Cache Invalidation Strategies
Cache invalidation is one of the two hard problems in computer science. For LLM caches, you need strategies for several scenarios:
function CacheInvalidator(cache) {
this.cache = cache;
}
// Invalidate a specific prompt
CacheInvalidator.prototype.invalidatePrompt = function(prompt, model, temperature) {
var cacheKey = buildCacheKey({ prompt: prompt, model: model, temperature: temperature });
return this.cache.redis.del(this.cache.prefix + cacheKey);
};
// Invalidate all entries matching a pattern (e.g., model upgrade)
CacheInvalidator.prototype.invalidateByPattern = function(pattern) {
var self = this;
var fullPattern = this.cache.prefix + pattern;
return this.cache.redis.keys(fullPattern).then(function(keys) {
if (keys.length === 0) return 0;
return self.cache.redis.del(keys);
});
};
// Invalidate when underlying data changes
CacheInvalidator.prototype.invalidateByTag = function(tag) {
var tagKey = this.cache.prefix + "tag:" + tag;
var self = this;
return this.cache.redis.smembers(tagKey).then(function(cacheKeys) {
if (cacheKeys.length === 0) return 0;
var pipeline = self.cache.redis.pipeline();
cacheKeys.forEach(function(key) {
pipeline.del(key);
});
pipeline.del(tagKey);
return pipeline.exec().then(function() {
return cacheKeys.length;
});
});
};
// Tag a cache entry for later group invalidation
CacheInvalidator.prototype.tagEntry = function(cacheKey, tags) {
var self = this;
var promises = tags.map(function(tag) {
var tagKey = self.cache.prefix + "tag:" + tag;
return self.cache.redis.sadd(tagKey, self.cache.prefix + cacheKey);
});
return Promise.all(promises);
};
Common invalidation triggers: model version upgrades (your GPT-4o responses are stale when you switch to a newer snapshot), changes to system prompts, updates to the underlying knowledge base used in RAG prompts, and manual corrections when a cached response is found to be wrong.

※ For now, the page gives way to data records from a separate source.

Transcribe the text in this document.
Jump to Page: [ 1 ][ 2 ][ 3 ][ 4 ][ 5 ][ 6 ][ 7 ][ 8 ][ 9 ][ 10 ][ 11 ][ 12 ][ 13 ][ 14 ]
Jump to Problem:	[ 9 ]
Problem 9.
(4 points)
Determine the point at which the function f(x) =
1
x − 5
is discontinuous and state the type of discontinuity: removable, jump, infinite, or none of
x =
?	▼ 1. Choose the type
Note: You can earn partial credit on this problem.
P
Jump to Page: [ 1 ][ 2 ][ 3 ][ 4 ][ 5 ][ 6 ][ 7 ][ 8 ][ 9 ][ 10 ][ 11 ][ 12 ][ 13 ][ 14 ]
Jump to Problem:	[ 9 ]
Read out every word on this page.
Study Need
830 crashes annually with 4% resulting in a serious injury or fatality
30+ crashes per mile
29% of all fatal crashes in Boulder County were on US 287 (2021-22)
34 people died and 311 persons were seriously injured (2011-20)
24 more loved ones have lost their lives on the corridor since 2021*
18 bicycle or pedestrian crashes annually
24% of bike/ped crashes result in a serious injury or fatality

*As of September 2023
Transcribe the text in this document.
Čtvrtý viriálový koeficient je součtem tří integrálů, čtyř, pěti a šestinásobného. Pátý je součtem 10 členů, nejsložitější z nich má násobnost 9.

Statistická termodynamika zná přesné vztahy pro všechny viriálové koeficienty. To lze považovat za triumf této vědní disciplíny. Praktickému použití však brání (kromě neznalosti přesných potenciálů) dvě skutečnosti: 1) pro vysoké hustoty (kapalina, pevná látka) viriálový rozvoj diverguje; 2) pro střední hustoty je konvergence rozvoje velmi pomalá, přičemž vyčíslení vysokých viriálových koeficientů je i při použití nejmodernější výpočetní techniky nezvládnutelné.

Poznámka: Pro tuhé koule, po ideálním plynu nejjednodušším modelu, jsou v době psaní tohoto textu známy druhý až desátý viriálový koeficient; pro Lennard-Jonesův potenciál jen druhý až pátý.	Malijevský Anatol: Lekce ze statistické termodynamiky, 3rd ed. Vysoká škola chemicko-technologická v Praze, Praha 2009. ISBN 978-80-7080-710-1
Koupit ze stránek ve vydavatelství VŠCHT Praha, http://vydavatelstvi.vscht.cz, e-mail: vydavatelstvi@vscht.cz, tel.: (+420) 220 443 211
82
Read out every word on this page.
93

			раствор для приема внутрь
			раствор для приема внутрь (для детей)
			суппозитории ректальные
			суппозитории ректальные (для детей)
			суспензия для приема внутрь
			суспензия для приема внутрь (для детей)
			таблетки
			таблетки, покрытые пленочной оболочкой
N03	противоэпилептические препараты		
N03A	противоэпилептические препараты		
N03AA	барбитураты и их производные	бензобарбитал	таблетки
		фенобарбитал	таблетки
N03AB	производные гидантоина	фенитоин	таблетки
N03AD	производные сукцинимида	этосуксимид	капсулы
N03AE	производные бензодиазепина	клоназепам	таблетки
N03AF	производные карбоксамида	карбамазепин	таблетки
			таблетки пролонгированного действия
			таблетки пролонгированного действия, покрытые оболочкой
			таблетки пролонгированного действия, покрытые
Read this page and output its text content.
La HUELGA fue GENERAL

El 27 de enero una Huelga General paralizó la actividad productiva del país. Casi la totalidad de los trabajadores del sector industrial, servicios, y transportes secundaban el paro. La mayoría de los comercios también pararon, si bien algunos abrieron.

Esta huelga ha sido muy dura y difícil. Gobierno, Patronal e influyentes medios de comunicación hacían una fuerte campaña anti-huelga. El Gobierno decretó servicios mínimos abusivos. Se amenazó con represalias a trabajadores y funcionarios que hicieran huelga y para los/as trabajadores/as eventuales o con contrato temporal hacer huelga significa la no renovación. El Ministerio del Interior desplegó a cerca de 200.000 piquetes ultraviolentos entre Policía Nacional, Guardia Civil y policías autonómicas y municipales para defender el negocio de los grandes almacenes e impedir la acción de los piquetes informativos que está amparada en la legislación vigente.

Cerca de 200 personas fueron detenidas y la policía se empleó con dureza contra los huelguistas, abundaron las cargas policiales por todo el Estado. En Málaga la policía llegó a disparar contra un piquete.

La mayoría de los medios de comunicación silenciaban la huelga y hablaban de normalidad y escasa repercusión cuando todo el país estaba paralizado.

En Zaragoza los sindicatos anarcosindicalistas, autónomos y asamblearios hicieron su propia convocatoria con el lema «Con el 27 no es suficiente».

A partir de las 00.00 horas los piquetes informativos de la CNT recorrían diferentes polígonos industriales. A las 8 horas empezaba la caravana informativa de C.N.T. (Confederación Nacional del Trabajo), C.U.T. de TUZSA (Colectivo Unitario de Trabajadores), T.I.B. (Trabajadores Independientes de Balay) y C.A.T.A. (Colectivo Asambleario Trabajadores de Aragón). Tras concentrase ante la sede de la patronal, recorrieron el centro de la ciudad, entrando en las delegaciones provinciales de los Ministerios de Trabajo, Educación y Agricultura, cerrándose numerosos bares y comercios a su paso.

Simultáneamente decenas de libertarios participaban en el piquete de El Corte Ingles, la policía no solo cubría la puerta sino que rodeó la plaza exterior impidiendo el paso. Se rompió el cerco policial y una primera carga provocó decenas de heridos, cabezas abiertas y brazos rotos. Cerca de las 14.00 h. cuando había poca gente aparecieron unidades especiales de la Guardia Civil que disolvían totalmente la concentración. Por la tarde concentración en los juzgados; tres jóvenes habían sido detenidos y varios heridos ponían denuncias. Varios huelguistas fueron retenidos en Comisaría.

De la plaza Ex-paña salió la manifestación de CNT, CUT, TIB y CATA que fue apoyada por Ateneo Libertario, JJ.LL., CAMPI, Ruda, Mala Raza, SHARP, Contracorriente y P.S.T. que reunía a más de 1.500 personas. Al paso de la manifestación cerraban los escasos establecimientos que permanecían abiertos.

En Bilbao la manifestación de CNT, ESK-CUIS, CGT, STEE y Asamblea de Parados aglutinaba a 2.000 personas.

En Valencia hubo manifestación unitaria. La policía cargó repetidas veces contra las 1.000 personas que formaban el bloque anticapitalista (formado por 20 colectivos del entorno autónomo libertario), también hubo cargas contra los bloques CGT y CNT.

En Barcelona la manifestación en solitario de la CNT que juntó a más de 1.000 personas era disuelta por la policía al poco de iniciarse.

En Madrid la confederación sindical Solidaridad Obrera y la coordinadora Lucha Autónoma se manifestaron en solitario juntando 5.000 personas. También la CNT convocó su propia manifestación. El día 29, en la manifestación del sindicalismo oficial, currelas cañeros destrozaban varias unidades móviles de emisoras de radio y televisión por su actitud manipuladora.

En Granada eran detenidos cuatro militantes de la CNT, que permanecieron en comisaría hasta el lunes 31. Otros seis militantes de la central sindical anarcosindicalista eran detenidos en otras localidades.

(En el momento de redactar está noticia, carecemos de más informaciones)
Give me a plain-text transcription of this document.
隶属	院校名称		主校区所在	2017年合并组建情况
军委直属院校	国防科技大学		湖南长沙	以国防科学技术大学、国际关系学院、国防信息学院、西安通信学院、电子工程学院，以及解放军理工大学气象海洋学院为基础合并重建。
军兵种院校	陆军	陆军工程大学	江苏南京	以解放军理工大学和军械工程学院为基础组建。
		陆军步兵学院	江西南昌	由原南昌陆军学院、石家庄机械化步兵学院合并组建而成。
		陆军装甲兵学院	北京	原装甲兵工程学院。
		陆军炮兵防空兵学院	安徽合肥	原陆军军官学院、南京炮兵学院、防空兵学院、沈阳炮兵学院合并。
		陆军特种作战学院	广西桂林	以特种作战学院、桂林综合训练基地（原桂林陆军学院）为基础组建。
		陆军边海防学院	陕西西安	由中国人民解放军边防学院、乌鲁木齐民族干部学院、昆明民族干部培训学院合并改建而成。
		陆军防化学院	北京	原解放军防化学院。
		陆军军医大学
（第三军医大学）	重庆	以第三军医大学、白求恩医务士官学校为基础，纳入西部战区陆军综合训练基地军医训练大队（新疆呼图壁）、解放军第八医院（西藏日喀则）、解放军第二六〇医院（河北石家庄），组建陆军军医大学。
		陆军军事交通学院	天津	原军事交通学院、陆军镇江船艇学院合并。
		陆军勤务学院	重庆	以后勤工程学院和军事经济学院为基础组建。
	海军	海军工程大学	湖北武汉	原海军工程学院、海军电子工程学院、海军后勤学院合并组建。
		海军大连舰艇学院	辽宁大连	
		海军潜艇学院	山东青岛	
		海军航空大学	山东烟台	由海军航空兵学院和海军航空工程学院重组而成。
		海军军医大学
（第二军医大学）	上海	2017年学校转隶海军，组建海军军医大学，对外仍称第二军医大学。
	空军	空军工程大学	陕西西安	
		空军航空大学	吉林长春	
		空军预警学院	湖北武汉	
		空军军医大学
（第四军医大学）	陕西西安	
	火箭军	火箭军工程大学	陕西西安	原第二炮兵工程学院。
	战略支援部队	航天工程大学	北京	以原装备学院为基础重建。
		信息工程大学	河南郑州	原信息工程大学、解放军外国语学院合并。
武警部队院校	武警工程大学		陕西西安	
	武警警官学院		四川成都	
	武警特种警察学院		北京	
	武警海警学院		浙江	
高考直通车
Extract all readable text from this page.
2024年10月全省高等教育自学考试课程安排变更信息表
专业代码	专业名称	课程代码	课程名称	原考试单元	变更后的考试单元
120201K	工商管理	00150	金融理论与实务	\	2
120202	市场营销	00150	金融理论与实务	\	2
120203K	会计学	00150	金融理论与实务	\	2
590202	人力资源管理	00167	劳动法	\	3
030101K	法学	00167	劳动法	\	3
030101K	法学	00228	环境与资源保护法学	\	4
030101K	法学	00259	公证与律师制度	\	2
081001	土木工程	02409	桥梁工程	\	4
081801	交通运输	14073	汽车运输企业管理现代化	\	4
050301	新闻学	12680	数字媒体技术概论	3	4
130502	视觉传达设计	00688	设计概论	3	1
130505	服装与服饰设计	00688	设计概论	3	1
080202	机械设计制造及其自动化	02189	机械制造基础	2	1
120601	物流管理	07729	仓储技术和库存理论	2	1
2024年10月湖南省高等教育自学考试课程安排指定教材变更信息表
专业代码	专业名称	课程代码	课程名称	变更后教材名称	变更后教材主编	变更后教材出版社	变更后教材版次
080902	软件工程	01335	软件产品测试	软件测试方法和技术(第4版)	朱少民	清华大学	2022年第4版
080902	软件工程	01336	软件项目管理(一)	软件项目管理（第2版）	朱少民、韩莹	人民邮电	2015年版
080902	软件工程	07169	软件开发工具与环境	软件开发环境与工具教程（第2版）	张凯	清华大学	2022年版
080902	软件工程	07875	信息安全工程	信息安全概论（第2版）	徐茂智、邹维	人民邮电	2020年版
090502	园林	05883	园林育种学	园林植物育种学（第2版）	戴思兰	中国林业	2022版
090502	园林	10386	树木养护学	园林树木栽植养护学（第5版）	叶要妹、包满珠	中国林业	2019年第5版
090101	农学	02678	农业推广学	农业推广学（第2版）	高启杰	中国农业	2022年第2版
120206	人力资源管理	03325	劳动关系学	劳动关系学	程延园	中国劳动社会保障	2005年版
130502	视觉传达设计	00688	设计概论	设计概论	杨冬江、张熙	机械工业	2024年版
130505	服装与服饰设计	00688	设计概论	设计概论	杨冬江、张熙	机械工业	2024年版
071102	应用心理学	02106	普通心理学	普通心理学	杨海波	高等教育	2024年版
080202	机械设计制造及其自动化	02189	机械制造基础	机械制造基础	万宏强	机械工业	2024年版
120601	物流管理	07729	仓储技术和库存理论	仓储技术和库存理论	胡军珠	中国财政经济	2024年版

Measuring Cache Hit Rates and Cost Savings
You cannot optimize what you do not measure. Build cost tracking directly into your cache layer:
function CostTracker(redisClient, prefix) {
this.redis = redisClient;
this.prefix = prefix || "llm:costs:";
}
CostTracker.prototype.recordRequest = function(options) {
var day = new Date().toISOString().split("T")[0];
var dayKey = this.prefix + day;
var pipeline = this.redis.pipeline();
if (options.cached) {
pipeline.hincrby(dayKey, "cache_hits", 1);
pipeline.hincrbyfloat(dayKey, "cost_saved", options.estimatedCost);
} else {
pipeline.hincrby(dayKey, "cache_misses", 1);
pipeline.hincrbyfloat(dayKey, "cost_incurred", options.actualCost);
pipeline.hincrby(dayKey, "tokens_used", options.totalTokens);
}
pipeline.hincrby(dayKey, "total_requests", 1);
pipeline.expire(dayKey, 90 * 24 * 60 * 60); // Keep 90 days of data
return pipeline.exec();
};
CostTracker.prototype.getDailySummary = function(date) {
var dayKey = this.prefix + date;
return this.redis.hgetall(dayKey).then(function(data) {
var hits = parseInt(data.cache_hits || 0);
var misses = parseInt(data.cache_misses || 0);
var total = hits + misses;
return {
date: date,
totalRequests: total,
cacheHits: hits,
cacheMisses: misses,
hitRate: total > 0 ? (hits / total * 100).toFixed(2) + "%" : "0%",
costSaved: parseFloat(data.cost_saved || 0).toFixed(4),
costIncurred: parseFloat(data.cost_incurred || 0).toFixed(4),
tokensUsed: parseInt(data.tokens_used || 0)
};
});
};
A healthy LLM cache should show a hit rate of 30-60% in most applications. If you are below 20%, your cache key strategy may be too specific. If you are above 80%, you might be able to reduce your cache infrastructure since most of the work is being handled in-memory.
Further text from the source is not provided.